One Year Ago
I was reading old posts and came to The Party and the Great Big Realization. Wow! I’m simply shocked by the difference a year has made. It’s been a year since Sean was in my life and we were doing the dance around each other.
A year ago I struggled with needing him in my life. I hated myself for needing a man. I felt defective and broken. Celia’s words were still so strong in my head. It was a tumultuous time for me. Wanting Sean in a physical way, knowing he wasn’t good for me, was just hard on so many levels.
This year is totally different. Treun has been in my life for over half a year now and I have absolutely no problem admitting that I need him in my life. I have no problem admitting that I want him. There is no angst, no hearing Celia’s words in my head. Where Treun is concerned, I feel like I’ve found my other half. Yes, it has taken quite a few months to get to the point but I am comfortable in needing Treun in my life, in leaning on him, in relying on him. It feels natural to do so now.
A year ago I was still fighting my body’s need for sex, for physical closeness. This year, I embrace it. I think the difference is in the man.
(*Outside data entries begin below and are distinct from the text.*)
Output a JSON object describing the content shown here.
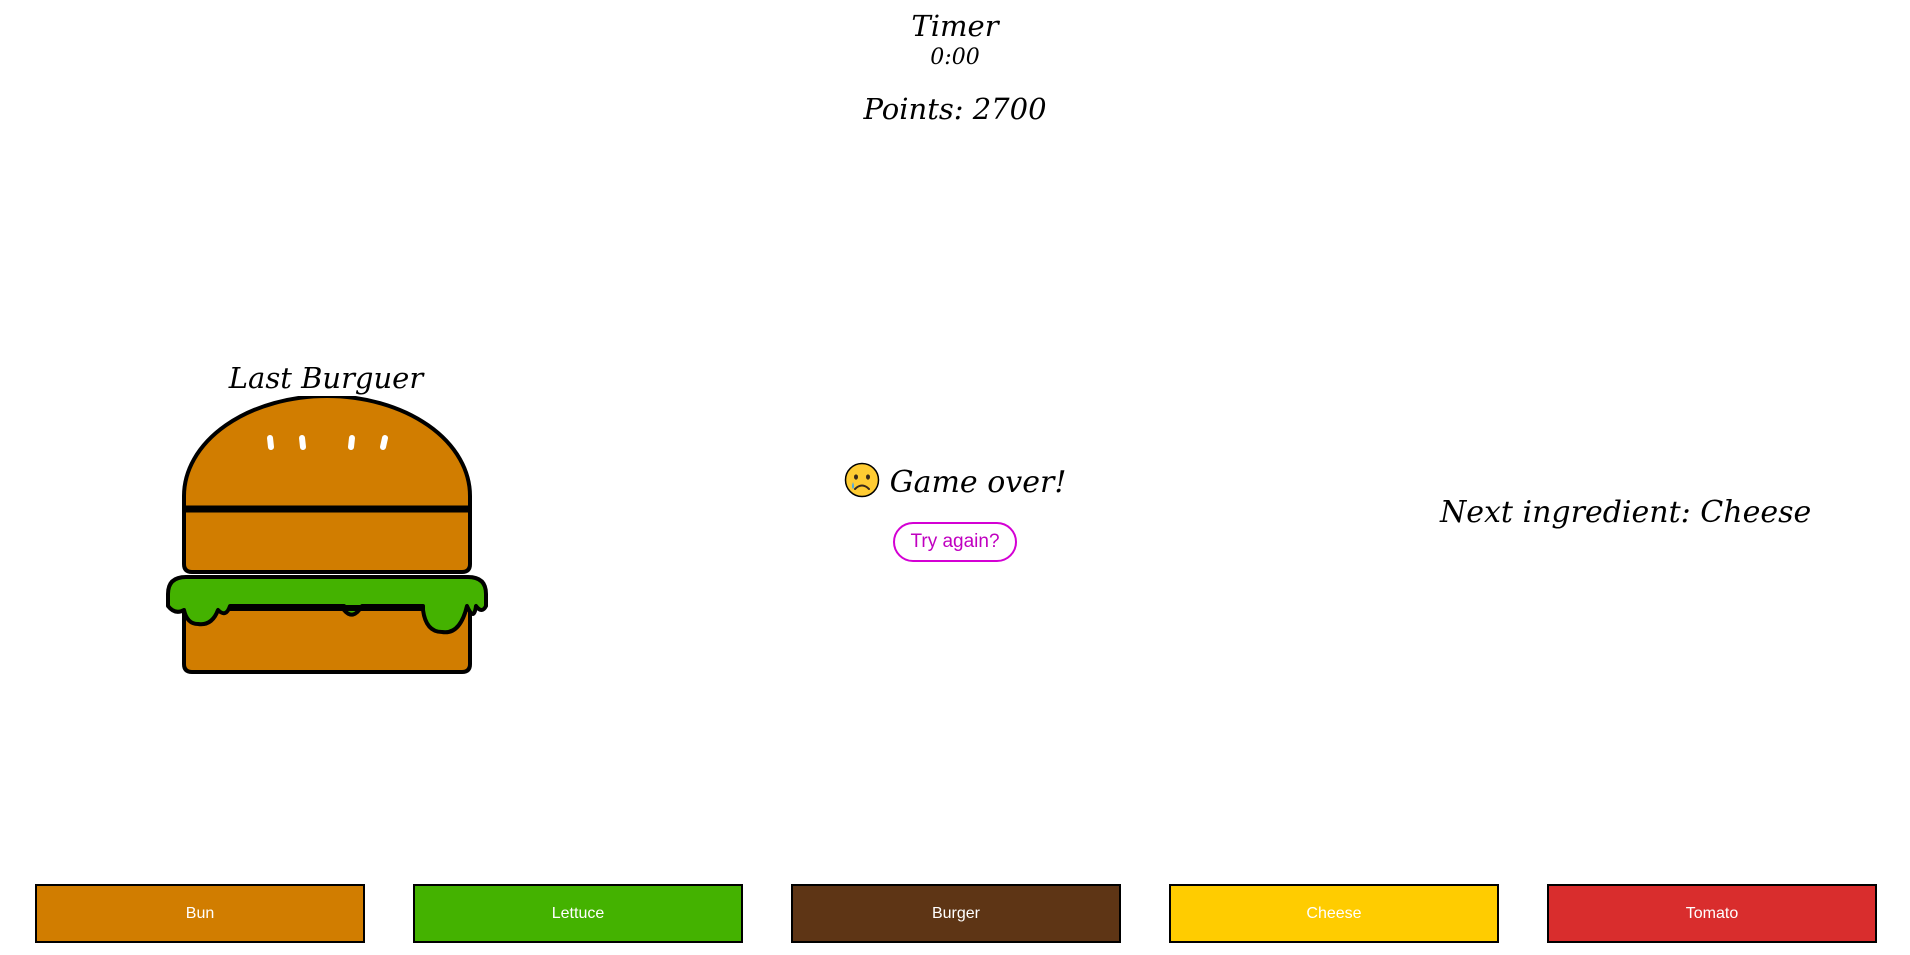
{
  "header": {
    "timer_label": "Timer",
    "timer_value": "0:00",
    "points_text": "Points: 2700"
  },
  "last_burger": {
    "label": "Last Burguer",
    "layers_top_to_bottom": [
      "Bun",
      "Lettuce",
      "Bun"
    ]
  },
  "status": {
    "icon": "sad-face-icon",
    "message": "Game over!",
    "retry_label": "Try again?"
  },
  "next_ingredient": {
    "text": "Next ingredient: Cheese"
  },
  "ingredient_buttons": [
    {
      "label": "Bun",
      "color": "#D17D00"
    },
    {
      "label": "Lettuce",
      "color": "#44B200"
    },
    {
      "label": "Burger",
      "color": "#5E3515"
    },
    {
      "label": "Cheese",
      "color": "#FFCC00"
    },
    {
      "label": "Tomato",
      "color": "#D92D2D"
    }
  ],
  "colors": {
    "bun": "#D17D00",
    "lettuce": "#44B200",
    "retry_accent": "#D400D4"
  }
}
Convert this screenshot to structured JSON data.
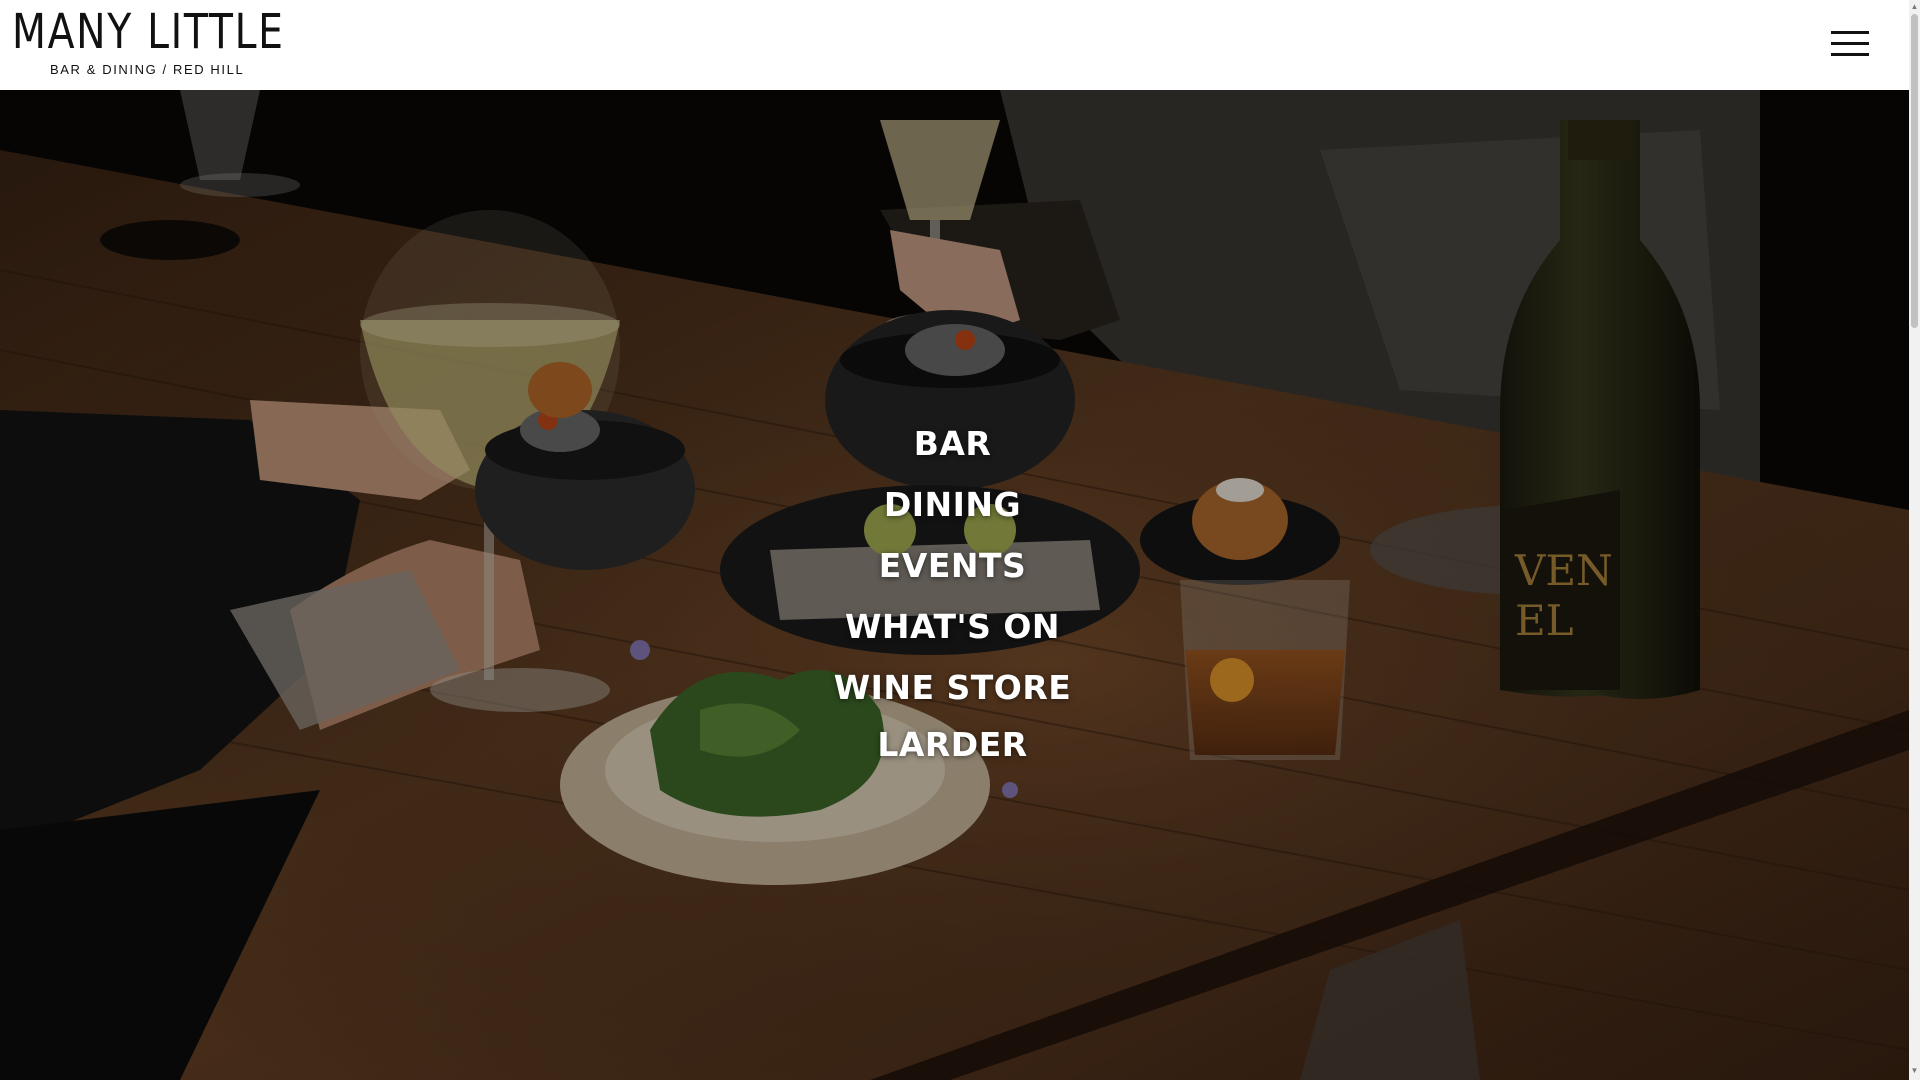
{
  "header": {
    "logo_title": "MANY LITTLE",
    "logo_subtitle": "BAR  &  DINING  /  RED HILL",
    "menu_icon": "hamburger-menu-icon"
  },
  "hero": {
    "image_description_icon": "restaurant-table-photo"
  },
  "nav": {
    "items": [
      {
        "label": "BAR"
      },
      {
        "label": "DINING"
      },
      {
        "label": "EVENTS"
      },
      {
        "label": "WHAT'S ON"
      },
      {
        "label": "WINE STORE"
      },
      {
        "label": "LARDER"
      }
    ]
  },
  "scrollbar": {
    "up_icon": "scroll-up-arrow-icon",
    "down_icon": "scroll-down-arrow-icon"
  },
  "colors": {
    "header_bg": "#ffffff",
    "logo_text": "#111111",
    "nav_text": "#ffffff",
    "table_wood": "#5a3a22"
  }
}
Sean just wasn’t the man for me and it feels like Treun was made for me.
There is no drama with Treun. Just the opposite, in fact. When I’m with Treun, I feel peace and calm. Even as I was debating with myself about telling him I love him, when I was with him, the voices in my head calmed and were quiet.
This past week was a doozy. Dealing with what would’ve been my anniversary and finding out Luke was engaged were hard. I bawled my eyes out. The next day when I was with Treun, I thought I’d have to do more crying because I didn’t feel done. Yet, as soon as I saw him and he wrapped me up in his strong arms, all the terribleness that had been in me melted away. As soon as I saw him again, I didn’t care that Luke was engaged. As soon as I saw him, it didn’t matter that Bubba is an ass who tried to destroy my life. I realized that Treun is what matters now.
Now, a year after that time with Sean, I feel like things are right with my world. I remember the angst and the yearning and the fighting myself from last year. I remember never being sure of Sean and whether he’d be there for me when I needed him. Now I have a man who I know will absolutely be there when I need him. There is no doubt in my mind. He shows up on time, he doesn’t stand me up, he doesn’t walk out the door and disappear for two weeks. He is reliable and caring and here for me.
Treun is a wonderful man and he makes me ridiculously happy.